Although I hate having to do this, I am needing to find a home for Stewie, my female pigeon. I posted on her a few months ago (went out for coffee at Dunkin Donuts and she landed on my head). She is very sweet and I love her so much, but I have too much on my plate and I find I just can't find enough time to give her the attention she so craves. I don't have a history on her before that morning she landed on me (but it is obvious she was handreared and has no clue she is a pigeon!!) She lays eggs (even though she is not with a mate....I believe she sees me as her 'mate'). I am in Essex, MA (north of Boston). She cannot be let outside, she is an 'indoor only' bird. I will be asking lots of questions to make sure she goes to the best possible home for her.


----------



## Charis (Feb 11, 2007)

I sent a message to a member that I think will be a perfect match.


----------



## pappy1264 (Feb 2, 2009)

Thank you.


----------



## Charis (Feb 11, 2007)

Would you send me your phone via private message?


----------



## Charis (Feb 11, 2007)

Sorry pappy, the member I had in mind is unable to take Stewie. Have you thought of adopting a friend for Stewie so she won't be lonely?


----------



## pappy1264 (Feb 2, 2009)

Ok, thanks. I actually have too much to take care of and to add another is not something I can do right now. I know hwen I first got her, there was someone in NH that had said they would take her (I will see if I can find my old post and the replies and see if they still were interested.

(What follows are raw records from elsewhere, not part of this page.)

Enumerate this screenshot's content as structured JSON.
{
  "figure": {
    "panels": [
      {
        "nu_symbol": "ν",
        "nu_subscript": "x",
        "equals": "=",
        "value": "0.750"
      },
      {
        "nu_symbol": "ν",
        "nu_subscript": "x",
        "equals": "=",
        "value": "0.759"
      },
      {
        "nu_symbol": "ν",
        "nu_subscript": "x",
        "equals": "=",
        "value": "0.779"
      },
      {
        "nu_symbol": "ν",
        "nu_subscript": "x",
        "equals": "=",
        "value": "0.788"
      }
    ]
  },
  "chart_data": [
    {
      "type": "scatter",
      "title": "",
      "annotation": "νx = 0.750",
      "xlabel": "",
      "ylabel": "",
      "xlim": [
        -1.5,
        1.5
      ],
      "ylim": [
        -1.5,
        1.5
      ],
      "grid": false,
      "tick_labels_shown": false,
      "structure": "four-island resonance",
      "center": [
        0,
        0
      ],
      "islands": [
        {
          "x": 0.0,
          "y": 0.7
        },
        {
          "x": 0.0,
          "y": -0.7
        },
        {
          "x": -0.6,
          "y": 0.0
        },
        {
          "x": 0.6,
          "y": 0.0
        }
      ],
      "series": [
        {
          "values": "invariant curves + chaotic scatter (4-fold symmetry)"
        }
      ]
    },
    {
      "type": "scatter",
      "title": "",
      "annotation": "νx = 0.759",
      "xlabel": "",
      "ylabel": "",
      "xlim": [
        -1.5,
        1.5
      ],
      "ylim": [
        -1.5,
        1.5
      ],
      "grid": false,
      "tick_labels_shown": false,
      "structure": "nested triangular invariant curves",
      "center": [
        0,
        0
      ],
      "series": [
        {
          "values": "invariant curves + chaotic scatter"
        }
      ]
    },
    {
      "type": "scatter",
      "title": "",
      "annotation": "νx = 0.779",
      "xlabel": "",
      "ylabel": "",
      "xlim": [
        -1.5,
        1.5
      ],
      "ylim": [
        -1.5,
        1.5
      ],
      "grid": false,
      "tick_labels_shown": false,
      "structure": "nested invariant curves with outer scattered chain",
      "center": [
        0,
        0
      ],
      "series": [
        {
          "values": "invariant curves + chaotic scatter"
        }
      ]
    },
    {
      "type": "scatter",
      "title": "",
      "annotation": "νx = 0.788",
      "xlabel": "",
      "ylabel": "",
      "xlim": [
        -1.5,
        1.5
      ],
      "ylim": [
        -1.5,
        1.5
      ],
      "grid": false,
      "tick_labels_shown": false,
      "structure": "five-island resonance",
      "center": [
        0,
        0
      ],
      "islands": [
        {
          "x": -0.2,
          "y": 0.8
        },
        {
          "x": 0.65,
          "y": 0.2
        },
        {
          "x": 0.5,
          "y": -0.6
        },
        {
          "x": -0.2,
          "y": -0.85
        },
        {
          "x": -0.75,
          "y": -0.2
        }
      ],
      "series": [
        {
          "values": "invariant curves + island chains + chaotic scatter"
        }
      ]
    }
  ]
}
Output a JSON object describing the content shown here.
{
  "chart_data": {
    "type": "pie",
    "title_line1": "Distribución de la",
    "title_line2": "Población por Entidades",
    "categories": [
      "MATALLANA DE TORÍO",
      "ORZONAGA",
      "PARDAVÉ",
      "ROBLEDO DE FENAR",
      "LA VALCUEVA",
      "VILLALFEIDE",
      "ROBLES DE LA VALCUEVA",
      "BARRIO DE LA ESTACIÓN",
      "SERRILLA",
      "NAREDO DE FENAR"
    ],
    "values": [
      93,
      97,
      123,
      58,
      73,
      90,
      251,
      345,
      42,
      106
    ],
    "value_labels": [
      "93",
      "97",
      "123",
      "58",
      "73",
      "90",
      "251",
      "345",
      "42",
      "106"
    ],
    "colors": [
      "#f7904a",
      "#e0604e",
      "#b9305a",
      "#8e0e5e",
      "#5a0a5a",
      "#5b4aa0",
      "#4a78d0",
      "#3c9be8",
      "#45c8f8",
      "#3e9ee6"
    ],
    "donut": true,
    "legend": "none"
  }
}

As when I first found her, I didn't know what I was going to do with her.) I feel very sad because I know Stewie loves me but at the same time, it is not fair to her to not be able to give her the time she craves. I have several animals (all here before she came into our lives) and I am finding my time is just so limited (I also have two skin kids). Thank you again.


----------



## Charis (Feb 11, 2007)

pappy...if you click on you name and then open up statistics, you will be able to see all the threads you have started. You will be able to find everyone that showed an interest in adopting Stewie before. 
Good luck and I'll keep my thnkin cap on. Honestly though, I can't think of anyone that isn't full.


----------



## pappy1264 (Feb 2, 2009)

I found it and have emailed them, so we shall see. Thank you.


----------



## mountainstorm (May 3, 2006)

Where you able to find a home for Stewie?

Rachael


----------